Mentz114 said:
OK. My point is that frames are irrelevant in the sense that we need only find a frame independent analysis. The problem can be expressed in a frame independent way if can find a Lorentz scalar that tells us if the ships are getting further apart. There is a tensor, ##\theta_{ab}=\partial_a u_b## which has a contraction ##\theta={\theta^a}_a## which tells us if the rockets move apart or get closer. For the case in question it is ##\gamma^3 \partial_t\beta=\gamma^3\ a##. The ships are moving apart.
I'm sorry, did you already define \theta? The way you've defined it seems to treat u_b as a vector field, but how is that defined?
I tried to come up with a covariant formulation of the problem, and it seemed sort of complicated. Here are my thoughts on this:
Suppose you just want to characterize how stretched a string is, in a covariant way. Here's my approach: We label a point along the string connecting the rockets with a number \lambda, which is the distance along the string from one end to that point. Then we could define \mathcal{P}(\lambda, \tau) to be the event that the point labeled \lambda passes through at proper time \tau.
In terms of \mathcal{P}(\lambda, \tau) we can define two partial derivatives:
D^\mu = \frac{\partial}{\partial \lambda} \mathcal{P}
U^\mu = \frac{\partial}{\partial \tau} \mathcal{P}
U^\mu is just the 4-velocity of the point on the string labeled \lambda
So if we start at \lambda, \tau and consider a nearby piece of the string at \lambda + \delta \lambda, \tau + \delta \tau, the separation will be, to first order:
S^\mu = D^\mu \delta \lambda + U^\mu \delta \tau
Now, here's the tricky part, it seems to me. If we want to know the
spatial separation between two nearby pieces of string, that means that we have to choose \delta \tau so that S^\mu is purely spatial, in the local comoving rest frame of the string. That means that
U^\mu S_\mu = 0
because the 4-velocity is purely temporal, in that comoving rest frame. So that implies that:
U^\mu D_\mu \delta \lambda + U^\mu U_\mu \delta \tau = 0
Since U^\mu U_\mu = 1 for any object (in units with c=1), it follows that:
\delta \tau = - \delta \lambda \ U^\mu D_\mu
This is the value of \delta \tau that makes \mathcal{P}(\lambda, \tau) and \mathcal{P}(\lambda + \delta \lambda, \tau + \delta \tau) simultaneous, in the comoving rest frame of the string at label \lambda. So for this value of \delta \tau, the separation between the nearby pieces of string is given by:
S^\mu = \delta \lambda (D^\mu - (U \cdot D) U^\mu)

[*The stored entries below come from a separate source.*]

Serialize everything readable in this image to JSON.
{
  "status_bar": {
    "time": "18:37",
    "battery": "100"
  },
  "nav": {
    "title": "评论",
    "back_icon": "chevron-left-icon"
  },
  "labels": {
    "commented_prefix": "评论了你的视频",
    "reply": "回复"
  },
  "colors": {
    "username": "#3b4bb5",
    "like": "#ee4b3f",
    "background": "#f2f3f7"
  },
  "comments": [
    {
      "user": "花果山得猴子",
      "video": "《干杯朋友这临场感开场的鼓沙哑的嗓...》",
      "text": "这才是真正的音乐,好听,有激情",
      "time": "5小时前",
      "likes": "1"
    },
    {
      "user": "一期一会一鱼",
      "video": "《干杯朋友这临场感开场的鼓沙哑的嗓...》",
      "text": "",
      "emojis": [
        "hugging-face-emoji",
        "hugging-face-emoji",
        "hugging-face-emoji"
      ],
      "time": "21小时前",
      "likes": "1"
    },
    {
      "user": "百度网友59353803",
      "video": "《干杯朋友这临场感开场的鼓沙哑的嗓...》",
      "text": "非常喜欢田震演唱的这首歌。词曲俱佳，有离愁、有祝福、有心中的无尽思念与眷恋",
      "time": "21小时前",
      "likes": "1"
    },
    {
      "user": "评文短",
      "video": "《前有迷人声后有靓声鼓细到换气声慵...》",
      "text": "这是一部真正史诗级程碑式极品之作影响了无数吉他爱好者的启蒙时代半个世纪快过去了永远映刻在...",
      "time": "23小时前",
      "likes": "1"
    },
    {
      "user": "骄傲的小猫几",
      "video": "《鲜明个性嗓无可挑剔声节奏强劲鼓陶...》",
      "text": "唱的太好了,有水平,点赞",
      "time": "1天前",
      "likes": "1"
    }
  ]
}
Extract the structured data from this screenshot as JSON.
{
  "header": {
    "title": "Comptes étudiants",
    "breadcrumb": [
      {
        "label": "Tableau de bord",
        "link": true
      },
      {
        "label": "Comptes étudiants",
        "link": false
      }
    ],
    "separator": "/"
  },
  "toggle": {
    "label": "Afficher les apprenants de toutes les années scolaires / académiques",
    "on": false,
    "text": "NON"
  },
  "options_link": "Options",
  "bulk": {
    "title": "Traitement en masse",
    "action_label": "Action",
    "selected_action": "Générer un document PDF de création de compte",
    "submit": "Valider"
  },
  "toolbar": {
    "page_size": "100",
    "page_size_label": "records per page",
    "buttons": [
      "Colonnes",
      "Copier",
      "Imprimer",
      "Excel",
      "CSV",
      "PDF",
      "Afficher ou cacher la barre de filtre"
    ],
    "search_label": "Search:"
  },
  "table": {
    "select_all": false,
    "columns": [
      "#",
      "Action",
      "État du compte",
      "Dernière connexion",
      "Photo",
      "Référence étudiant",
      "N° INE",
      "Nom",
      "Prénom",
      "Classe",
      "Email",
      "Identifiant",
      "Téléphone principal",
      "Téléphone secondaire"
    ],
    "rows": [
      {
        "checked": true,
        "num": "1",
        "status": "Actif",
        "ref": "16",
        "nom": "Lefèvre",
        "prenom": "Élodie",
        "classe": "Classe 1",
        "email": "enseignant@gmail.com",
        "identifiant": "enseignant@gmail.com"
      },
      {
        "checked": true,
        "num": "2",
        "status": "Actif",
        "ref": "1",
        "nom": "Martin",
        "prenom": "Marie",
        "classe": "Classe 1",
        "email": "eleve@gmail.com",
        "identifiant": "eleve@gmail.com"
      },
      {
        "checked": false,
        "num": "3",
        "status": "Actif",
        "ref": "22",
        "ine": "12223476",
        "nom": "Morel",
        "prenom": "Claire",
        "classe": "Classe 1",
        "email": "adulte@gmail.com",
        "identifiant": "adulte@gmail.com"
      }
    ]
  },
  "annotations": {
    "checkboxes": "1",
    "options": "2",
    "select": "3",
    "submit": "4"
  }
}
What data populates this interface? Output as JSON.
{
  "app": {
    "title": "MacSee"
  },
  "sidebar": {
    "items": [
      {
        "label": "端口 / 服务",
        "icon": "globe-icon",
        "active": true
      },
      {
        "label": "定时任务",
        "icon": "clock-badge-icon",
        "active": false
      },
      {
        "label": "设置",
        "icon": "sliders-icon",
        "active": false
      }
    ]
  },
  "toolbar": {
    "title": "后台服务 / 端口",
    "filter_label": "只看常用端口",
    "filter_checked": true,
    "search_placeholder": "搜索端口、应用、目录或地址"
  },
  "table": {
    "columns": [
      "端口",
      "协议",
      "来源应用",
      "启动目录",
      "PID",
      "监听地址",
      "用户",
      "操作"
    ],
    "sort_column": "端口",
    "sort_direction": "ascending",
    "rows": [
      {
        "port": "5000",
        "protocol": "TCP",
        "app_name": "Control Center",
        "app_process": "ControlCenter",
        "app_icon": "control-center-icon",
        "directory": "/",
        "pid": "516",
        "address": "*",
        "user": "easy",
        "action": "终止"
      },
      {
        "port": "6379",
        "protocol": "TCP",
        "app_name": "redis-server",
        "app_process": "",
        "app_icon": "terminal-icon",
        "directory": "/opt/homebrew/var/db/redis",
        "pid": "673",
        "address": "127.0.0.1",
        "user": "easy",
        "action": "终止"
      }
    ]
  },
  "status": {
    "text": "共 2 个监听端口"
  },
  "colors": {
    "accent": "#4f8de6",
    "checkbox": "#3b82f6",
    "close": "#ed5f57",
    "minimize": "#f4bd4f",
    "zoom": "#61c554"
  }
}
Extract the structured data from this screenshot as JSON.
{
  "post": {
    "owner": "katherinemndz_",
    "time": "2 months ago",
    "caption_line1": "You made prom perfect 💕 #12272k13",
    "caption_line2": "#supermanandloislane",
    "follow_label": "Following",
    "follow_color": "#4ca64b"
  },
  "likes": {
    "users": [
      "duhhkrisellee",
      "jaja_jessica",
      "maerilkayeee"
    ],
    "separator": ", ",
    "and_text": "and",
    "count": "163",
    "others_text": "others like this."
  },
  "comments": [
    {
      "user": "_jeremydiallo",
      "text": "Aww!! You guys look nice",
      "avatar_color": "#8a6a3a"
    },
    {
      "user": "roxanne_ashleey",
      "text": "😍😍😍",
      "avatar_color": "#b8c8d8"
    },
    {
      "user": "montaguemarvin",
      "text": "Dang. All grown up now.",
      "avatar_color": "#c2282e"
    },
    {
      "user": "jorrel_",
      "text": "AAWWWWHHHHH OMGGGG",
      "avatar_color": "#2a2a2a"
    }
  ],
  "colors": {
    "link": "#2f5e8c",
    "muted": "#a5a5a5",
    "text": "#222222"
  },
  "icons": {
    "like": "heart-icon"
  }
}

If there were no stretching or compression, then the separation between the two points would be of magnitude \delta \lambda. So a measure of the stretching or compression is the factor:
Q = - \frac{S_\mu S^\mu}{\delta \lambda^2} (the minus sign is because the square of a spatial vector is negative, in my convention)
If there is no stretching or compression, then Q = 1. If Q > 1, that means the string is being stretched. If Q < 1, that means the string is being compressed.
So writing it out,
Q = - (D^\mu D_\mu - (D^\mu U_\mu)^2) (where I again used U^\mu U_\mu = 1)
Just as a check, if every part of the string is at rest in Rindler coordinates, then that means
x(\lambda, \tau) = \lambda cosh(\frac{\tau}{\lambda})
t(\lambda, \tau) = \lambda sinh(\frac{\tau}{\lambda})
(The usual Rindler coordinates use X, T instead of \lambda, \tau. The relationship is just \lambda = X, \tau = \lambda gT)
then Q = 1 (I'm skipping the proof). So if the string is at rest in Rindler coordinates, then it is unstretched.
On the other hand, if every part of the string accelerates together at the rate, then:
x(\lambda, \tau) = \lambda + f(\tau)
t(\lambda, \tau) = g(\tau) (independent of \lambda.
Then
Q = 1 + U^2
where U = \frac{dx}{d\tau}
So Q > 1. So if the points on the string are undergoing simultaneous acceleration, then the string stretches.